텐서플로의 즉시 실행은 그래프를 생성하지 않고 함수를 바로 실행하는 명령형 프로그래밍 환경입니다. 나중에 실행하기 위해 계산가능한 그래프를 생성하는 대신에 계산값을 즉시 알려주는 연산입니다. 이러한 기능은 텐서플로를 시작하고 모델을 디버깅하는 것을 더욱 쉽게 만들고 불필요한 상용구 코드(boilerplate code) 작성을 줄여줍니다. 가이드를 따라하려면, 대화형 파이썬 해석기(interpreter)를 이용해 아래에 있는 코드 샘플을 실행하세요.

즉시 실행은 연구와 실험을 위한 유연한 기계학습 플랫폼으로 다음과 같은 기능을 제공합니다:

직관적인 인터페이스-코드를 자연스럽게 구조화하고 파이썬의 데이터 구조를 활용. 작은 모델과 작은 데이터를 빠르게 반복
손쉬운 디버깅-실행중인 모델을 검토하거나 변경 사항을 테스트해보기 위해서 연산을 직접 호출. 에러 확인을 위해서 표준 파이썬 디버깅 툴을 사용
자연스런 흐름 제어-그래프 제어 흐름 대신에 파이썬 제어 흐름을 사용함으로써 동적인 모델 구조의 단순화

즉시 실행은 대부분의 텐서플로 연산과 GPU 가속을 지원합니다.

설치와 기본 사용법

import tensorflow as tf

import cProfile

2022-12-14 21:09:18.853444: W tensorflow/compiler/xla/stream_executor/platform/default/dso_loader.cc:64] Could not load dynamic library 'libnvinfer.so.7'; dlerror: libnvinfer.so.7: cannot open shared object file: No such file or directory
2022-12-14 21:09:18.853541: W tensorflow/compiler/xla/stream_executor/platform/default/dso_loader.cc:64] Could not load dynamic library 'libnvinfer_plugin.so.7'; dlerror: libnvinfer_plugin.so.7: cannot open shared object file: No such file or directory
2022-12-14 21:09:18.853550: W tensorflow/compiler/tf2tensorrt/utils/py_utils.cc:38] TF-TRT Warning: Cannot dlopen some TensorRT libraries.

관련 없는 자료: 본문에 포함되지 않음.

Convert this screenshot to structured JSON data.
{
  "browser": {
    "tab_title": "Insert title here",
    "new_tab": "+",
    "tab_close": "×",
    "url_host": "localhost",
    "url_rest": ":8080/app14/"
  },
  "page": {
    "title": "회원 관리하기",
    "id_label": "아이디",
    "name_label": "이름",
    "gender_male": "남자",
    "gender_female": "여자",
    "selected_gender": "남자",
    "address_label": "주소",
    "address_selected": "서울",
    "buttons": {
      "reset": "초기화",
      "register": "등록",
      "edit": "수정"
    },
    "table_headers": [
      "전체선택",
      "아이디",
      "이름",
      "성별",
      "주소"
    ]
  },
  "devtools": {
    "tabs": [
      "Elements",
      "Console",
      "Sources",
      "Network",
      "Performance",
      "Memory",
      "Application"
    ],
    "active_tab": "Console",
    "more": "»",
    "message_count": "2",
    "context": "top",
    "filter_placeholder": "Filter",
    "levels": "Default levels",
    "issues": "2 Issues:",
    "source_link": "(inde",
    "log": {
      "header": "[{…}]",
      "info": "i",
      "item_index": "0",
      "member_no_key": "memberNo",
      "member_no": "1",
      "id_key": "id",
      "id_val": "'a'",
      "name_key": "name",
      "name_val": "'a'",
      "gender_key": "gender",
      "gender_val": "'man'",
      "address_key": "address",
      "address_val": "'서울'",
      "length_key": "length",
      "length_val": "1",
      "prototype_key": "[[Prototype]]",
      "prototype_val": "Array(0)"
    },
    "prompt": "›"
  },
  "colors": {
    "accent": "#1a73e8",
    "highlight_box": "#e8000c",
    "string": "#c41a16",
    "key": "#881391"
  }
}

If you would like to use Nvidia GPU with TensorRT, please make sure the missing libraries mentioned above are installed properly.

텐서플로 2.0에서 즉시 실행은 기본으로 활성화되어 있습니다.

tf.executing_eagerly()

True

이제부터는 텐서플로 연산을 바로 실행할 수 있고 결과를 즉시 확인할 수 있습니다:

x = [[2.]]
m = tf.matmul(x, x)
print("hello, {}".format(m))

hello, [[4.]]

즉시 실행 활성화는 텐서플로 연산을 바로 평가하고 그 결과를 파이썬에게 알려주는 방식으로 동작을 변경합니다. tf.Tensor 객체는 계산 그래프에 있는 노드를 가르키는 간접 핸들(symbolic handle) 대신에 구체적인 값을 참조합니다. 나중에 실행하기 위해서 생성된 계산 그래프가 없기 때문에, print()나 디버거를 통해서 결과를 검토하기 쉽습니다. 텐서값을 평가, 출력하거나 확인하는 것이 그래디언트(gradients)를 계산하는 흐름을 방해하지 않습니다.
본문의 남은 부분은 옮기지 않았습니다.